AutoIE: An Automated Framework for Information Extraction from Scientific Literature
Yangyang Liu, Shoubin Li
TL;DR
AutoIE addresses the challenge of extracting key information from vast scientific literature by proposing a three-unit framework for automated information extraction from PDFs: Layout and Location (MFFAPD and AFBRSC), Information Extraction (SBERT with transfer learning), and Display/Feedback (online learning via OLPTM). It demonstrates strong generalization on standard benchmarks (CoNLL04 and ADE) with Macro F1 scores of 87.19 and 89.65, respectively, and shows domain transfer to molecular sieve synthesis achieving 78% overall accuracy. The approach combines multi-dimensional features (span, width, CLS, POS) within a two-stage SBERT architecture to perform joint entity and relation extraction, enhanced by an annotation loop that continually refines training data. In a practical molecular sieve application, AutoIE delivers substantial speedups (over 3x) and scalable labeling, underscoring its potential to improve information management and discovery in specialized scientific domains; future work will explore incorporating large language models to further enhance performance.
Abstract
In the rapidly evolving field of scientific research, efficiently extracting key information from the burgeoning volume of scientific papers remains a formidable challenge.

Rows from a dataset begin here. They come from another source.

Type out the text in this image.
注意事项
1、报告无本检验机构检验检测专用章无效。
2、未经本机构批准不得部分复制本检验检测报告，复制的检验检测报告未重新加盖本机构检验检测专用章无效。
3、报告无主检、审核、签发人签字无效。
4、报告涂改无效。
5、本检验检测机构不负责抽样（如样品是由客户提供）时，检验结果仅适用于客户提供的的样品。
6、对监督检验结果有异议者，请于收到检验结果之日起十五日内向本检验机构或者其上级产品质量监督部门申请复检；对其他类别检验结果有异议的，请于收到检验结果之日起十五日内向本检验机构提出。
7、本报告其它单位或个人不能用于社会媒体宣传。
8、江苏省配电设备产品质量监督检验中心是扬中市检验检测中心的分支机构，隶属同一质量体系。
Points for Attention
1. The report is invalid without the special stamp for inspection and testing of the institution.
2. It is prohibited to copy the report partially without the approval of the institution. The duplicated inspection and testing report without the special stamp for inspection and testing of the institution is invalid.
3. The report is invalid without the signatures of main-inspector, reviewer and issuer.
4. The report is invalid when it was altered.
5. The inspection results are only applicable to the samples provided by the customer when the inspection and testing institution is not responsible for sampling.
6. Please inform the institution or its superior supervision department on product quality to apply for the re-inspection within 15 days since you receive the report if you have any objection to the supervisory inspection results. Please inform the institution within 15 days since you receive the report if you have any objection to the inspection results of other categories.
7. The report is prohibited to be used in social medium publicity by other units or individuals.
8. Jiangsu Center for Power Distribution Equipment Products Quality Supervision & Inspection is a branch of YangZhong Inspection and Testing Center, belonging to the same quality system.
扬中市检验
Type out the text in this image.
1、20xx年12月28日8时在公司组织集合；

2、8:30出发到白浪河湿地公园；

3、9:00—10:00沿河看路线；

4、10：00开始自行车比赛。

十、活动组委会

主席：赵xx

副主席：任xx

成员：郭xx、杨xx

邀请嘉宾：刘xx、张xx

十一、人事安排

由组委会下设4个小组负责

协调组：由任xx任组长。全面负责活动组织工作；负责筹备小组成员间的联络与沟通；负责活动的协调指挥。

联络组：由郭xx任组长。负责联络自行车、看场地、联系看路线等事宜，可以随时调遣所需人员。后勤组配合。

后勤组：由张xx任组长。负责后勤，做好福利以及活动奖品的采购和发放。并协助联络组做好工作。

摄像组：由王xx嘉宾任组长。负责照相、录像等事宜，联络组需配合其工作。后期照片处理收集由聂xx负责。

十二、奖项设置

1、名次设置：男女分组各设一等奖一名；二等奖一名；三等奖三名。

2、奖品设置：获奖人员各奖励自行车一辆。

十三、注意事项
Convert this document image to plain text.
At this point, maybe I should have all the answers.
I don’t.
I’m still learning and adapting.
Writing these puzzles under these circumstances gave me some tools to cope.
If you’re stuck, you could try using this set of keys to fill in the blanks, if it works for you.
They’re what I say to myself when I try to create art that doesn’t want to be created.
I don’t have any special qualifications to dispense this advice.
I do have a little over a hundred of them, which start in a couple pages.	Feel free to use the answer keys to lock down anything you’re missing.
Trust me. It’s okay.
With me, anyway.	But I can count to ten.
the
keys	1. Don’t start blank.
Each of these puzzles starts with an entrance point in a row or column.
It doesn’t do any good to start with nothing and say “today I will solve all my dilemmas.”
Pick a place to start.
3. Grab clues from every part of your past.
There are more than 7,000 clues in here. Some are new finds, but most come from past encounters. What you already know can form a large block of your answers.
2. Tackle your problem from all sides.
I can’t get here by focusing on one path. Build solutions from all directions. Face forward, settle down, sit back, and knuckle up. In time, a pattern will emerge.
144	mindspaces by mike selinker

This paper introduces an innovative framework designed to automate the extraction of vital data from scientific PDF documents, enabling researchers to discern future research trajectories more readily. AutoIE uniquely integrates four novel components: (1) A multi-semantic feature fusion-based approach for PDF document layout analysis; (2) Advanced functional block recognition in scientific texts; (3) A synergistic technique for extracting and correlating information on molecular sieve synthesis; (4) An online learning paradigm tailored for molecular sieve literature. Our SBERT model achieves high Marco F1 scores of 87.19 and 89.65 on CoNLL04 and ADE datasets. In addition, a practical application of AutoIE in the petrochemical molecular sieve synthesis domain demonstrates its efficacy, evidenced by an impressive 78\% accuracy rate. This research paves the way for enhanced data management and interpretation in molecular sieve synthesis. It is a valuable asset for seasoned experts and newcomers in this specialized field.